Bilim adamlarının küresel ısınmayla etkili mücadele için Paris Anlaşması'nı bile çok yetersiz bulduğu koşullarda, Trump'ın olumsuz tutumunun dünya için taşıdığı risk gerçekten büyük.
Ancak Trump dünyanın ateşini sadece yerkürenin ısısını artırarak yükseltmiyor. Uluslararası ticaret ve politika alanındaki duruşu da dünyanın ateşini artırıyor. Trump'ın uluslararası ticarette aşırı korumacı ve misillemeci bir politik yaklaşımı, sarsıcı sonuçlar yaratacak bir faktör.
Global kriz sonrasında ticarette korumacılık zaten yükselmişti ve sonrasında da etkisini korudu. Dünya Ticaret Örgütü'nün (WTO) verileri, üye ülkeler tarafından uygulamaya konan yeni korumacı önlem sayısının kriz dönemini aratmadığını gösteriyor. Üstelik yeni önlemlerin sayısı, kaldırılanların sayısından fazla olduğu için yürürlükteki toplam korumacı önlem sayısı sürekli artıyor.
Korumacı önlemlere başvuran ülkeler içinde de ABD açık ara birinci sırada yer alıyor. 2008-16 döneminde uygulamaya sokulan korumacı önlem sayısında G-20 ülkeleri içinde ABD binin üzerinde önlem ile ilk sırada. İkinci sıradaki Hindistan'ın bile önlem sayısı 600'ün altında.
Trump, çok taraflı ticaret anlaşmalarına karşı çıktığı gibi aşırılığa varan kısıtlayıcı ya da cezalandırıcı korumacı önlemlere başvurabileceğinin işaretlerini veriyor. Hatta Trump yönetiminden yapılan açıklamalarda WTO kararlarının ABD'yi bağlamayacağı söylenebiliyor. Oysa WTO 2. Dünya Savaşı sonrasında kurulan dünya düzeninin temel taşlarından birisi.

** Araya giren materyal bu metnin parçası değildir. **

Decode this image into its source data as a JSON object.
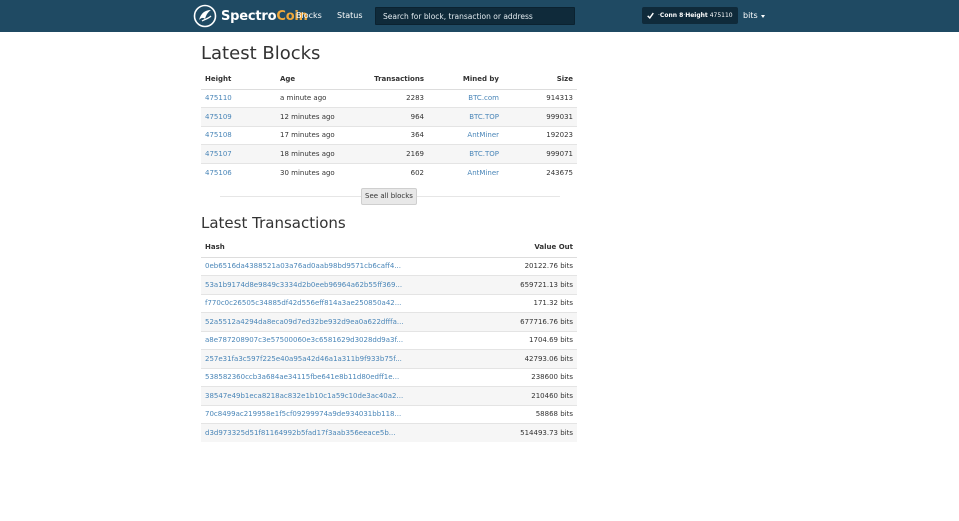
{
  "nav": {
    "brand_prefix": "Spectro",
    "brand_suffix": "Coin",
    "blocks_label": "Blocks",
    "status_label": "Status",
    "search_placeholder": "Search for block, transaction or address",
    "conn_label": "Conn 8",
    "conn_sep": " · ",
    "height_label": "Height",
    "height_value": "475110",
    "units_label": "bits"
  },
  "colors": {
    "navbar": "#1f4a63",
    "link": "#4a86b8",
    "brand_accent": "#f0a83a"
  },
  "blocks": {
    "title": "Latest Blocks",
    "headers": {
      "height": "Height",
      "age": "Age",
      "transactions": "Transactions",
      "mined_by": "Mined by",
      "size": "Size"
    },
    "rows": [
      {
        "height": "475110",
        "age": "a minute ago",
        "transactions": "2283",
        "mined_by": "BTC.com",
        "size": "914313"
      },
      {
        "height": "475109",
        "age": "12 minutes ago",
        "transactions": "964",
        "mined_by": "BTC.TOP",
        "size": "999031"
      },
      {
        "height": "475108",
        "age": "17 minutes ago",
        "transactions": "364",
        "mined_by": "AntMiner",
        "size": "192023"
      },
      {
        "height": "475107",
        "age": "18 minutes ago",
        "transactions": "2169",
        "mined_by": "BTC.TOP",
        "size": "999071"
      },
      {
        "height": "475106",
        "age": "30 minutes ago",
        "transactions": "602",
        "mined_by": "AntMiner",
        "size": "243675"
      }
    ],
    "see_all_label": "See all blocks"
  },
  "transactions": {
    "title": "Latest Transactions",
    "headers": {
      "hash": "Hash",
      "value_out": "Value Out"
    },
    "rows": [
      {
        "hash": "0eb6516da4388521a03a76ad0aab98bd9571cb6caff4...",
        "value": "20122.76 bits"
      },
      {
        "hash": "53a1b9174d8e9849c3334d2b0eeb96964a62b55ff369...",
        "value": "659721.13 bits"
      },
      {
        "hash": "f770c0c26505c34885df42d556eff814a3ae250850a42...",
        "value": "171.32 bits"
      },
      {
        "hash": "52a5512a4294da8eca09d7ed32be932d9ea0a622dfffa...",
        "value": "677716.76 bits"
      },
      {
        "hash": "a8e787208907c3e57500060e3c6581629d3028dd9a3f...",
        "value": "1704.69 bits"
      },
      {
        "hash": "257e31fa3c597f225e40a95a42d46a1a311b9f933b75f...",
        "value": "42793.06 bits"
      },
      {
        "hash": "538582360ccb3a684ae34115fbe641e8b11d80edff1e...",
        "value": "238600 bits"
      },
      {
        "hash": "38547e49b1eca8218ac832e1b10c1a59c10de3ac40a2...",
        "value": "210460 bits"
      },
      {
        "hash": "70c8499ac219958e1f5cf09299974a9de934031bb118...",
        "value": "58868 bits"
      },
      {
        "hash": "d3d973325d51f81164992b5fad17f3aab356eeace5b...",
        "value": "514493.73 bits"
      }
    ]
  }
}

Trump, bir yandan ticaret savaşlarına kapıyı açarken 2. Dünya Savaşı sonrası dünya düzeninin kurumlarını da sallıyor. Bunlar dünyanın ateşini artıracak gelişmeler. Öyle görülüyor ki dünyanın sadece havası ısınmayacak, politikanın ateşi de yükselecek. Yeni bir dünya düzeninin, sürtüşmesiz, çatışmasız kurulma şansı yok.